2) Non-violence et Discours

a) L’éthique de la non-violence. La non-violence est une éthique en ce sens qu’elle représente une véritable philosophie de la vie et une façon générale de se conduire dans la vie. L’exemple le plus connu de philosophie et de politique “non-violentes” est représenté par la doctrine et par la vie du chef politique hindou Gandhi, lequel a conçu et mis en pratique le principe de “résistance passive” à l’échelle collective. Il faut bien mesurer, dans ce cas, le lien entre l’efficacité d’une telle attitude de résistance et une cohésion communautaire exceptionnelle (puisque tout le monde doit obéir à celui qui dit de ne pas obéir à l’oppresseur), qui suppose bien souvent le charisme exceptionnel d’un chef. — Par ailleurs, le refus de l’usage de la violence doit concerner non seulement les rapports avec autrui mais aussi ceux avec la nature. Par exemple la doctrine de Gandhi lie l’attitude politique à un comportement d’ascèse et de modération dans l’existence quotidienne. D’une façon générale, les pratiques non violentes vont de pair avec des considérations diététiques (régime végétarien) et écologiques. Il est en effet difficile d’imaginer une attitude non violente dans les rapports avec autrui alors que se poursuivraient par ailleurs une exploitation et une consommation effrénée de la nature. 
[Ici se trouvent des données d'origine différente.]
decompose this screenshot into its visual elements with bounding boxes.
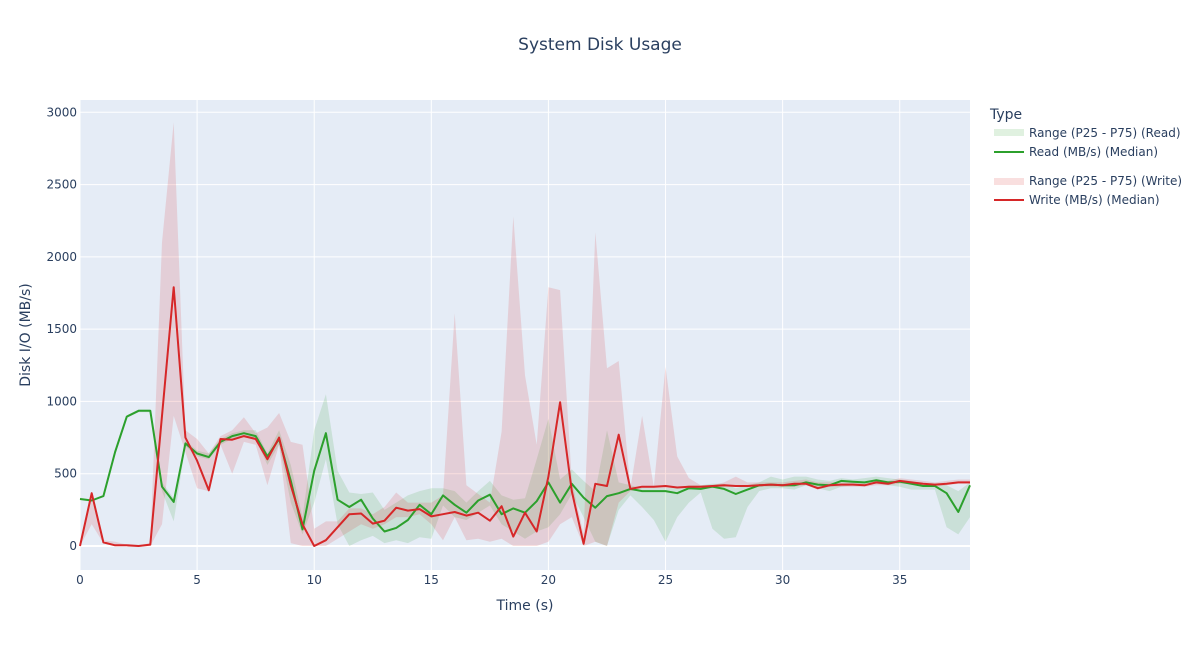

b) Éthique du dialogue. Vis-à-vis d’autrui, une éthique de la non-violence, une fois que l’on a laissé de côté ses justifications possibles par l’amour du prochain ou le respect de la vie, etc., a pour présupposition la possibilité d’arriver à des ententes sur la base de discussions. Le langage serait un moyen d’interaction fondamentalement soustrait à la violence. Non qu’il ne puisse y avoir une certaine vivacité, une certaine forme de violence dans l’échange parlé, comme les intimidations, les provocations, les sophismes et les efforts excessifs pour convaincre. Il n’empêche, dès lors que l’on parle, l’on est de fait et implicitement d’accord sur l’essentiel, d’accord pour reconnaître l’autre, son existence, et l’existence de sa demande. Comme le pense Éric Weil, « le dialogue porte, en dernier ressort, toujours sur la façon selon laquelle on doit vivre. (...) Ils sont en désaccord sur la façon de vivre, parce qu’ils sont en accord sur la nécessité d’une façon [ils sont d’accord sur la nécessité d’un accord] : il ne s’agit que de compléter et de préciser. Ils acceptent le dialogue, parce qu’ils ont déjà exclu la violence ». — Les difficultés d’une telle attitude tiennent essentiellement à son efficacité potentielle. Se pose notamment le problème du choix entre violence et lâcheté : “Lorsqu’on a le choix uniquement entre la lâcheté et la violence, je crois que je conseillerais encore la violence” (Gandhi). Pourtant la non-violence n’est pas à considérer comme une possibilité dans l’éventail des éventualités stratégiques : elle se présente plutôt comme une ressource de résistance toujours disponible lorsqu’il apparaît que les remèdes et mesures contre la violence n’échappent pas au cercle de la violence. Même si donc, d’un point de vue “instrumental”, une éthique de la non-violence n’a pas d’effectivité garantie, sa signification exemplaire est dans ce mouvement de conversion qui, au lieu de reconduire indéfiniment la recherche du tort du côté des autres, qui toujours “ont commencé les premiers”, reporte sur chacun la charge de commencer la paix. Ce qui est précisément la fonction du Droit, du Discours.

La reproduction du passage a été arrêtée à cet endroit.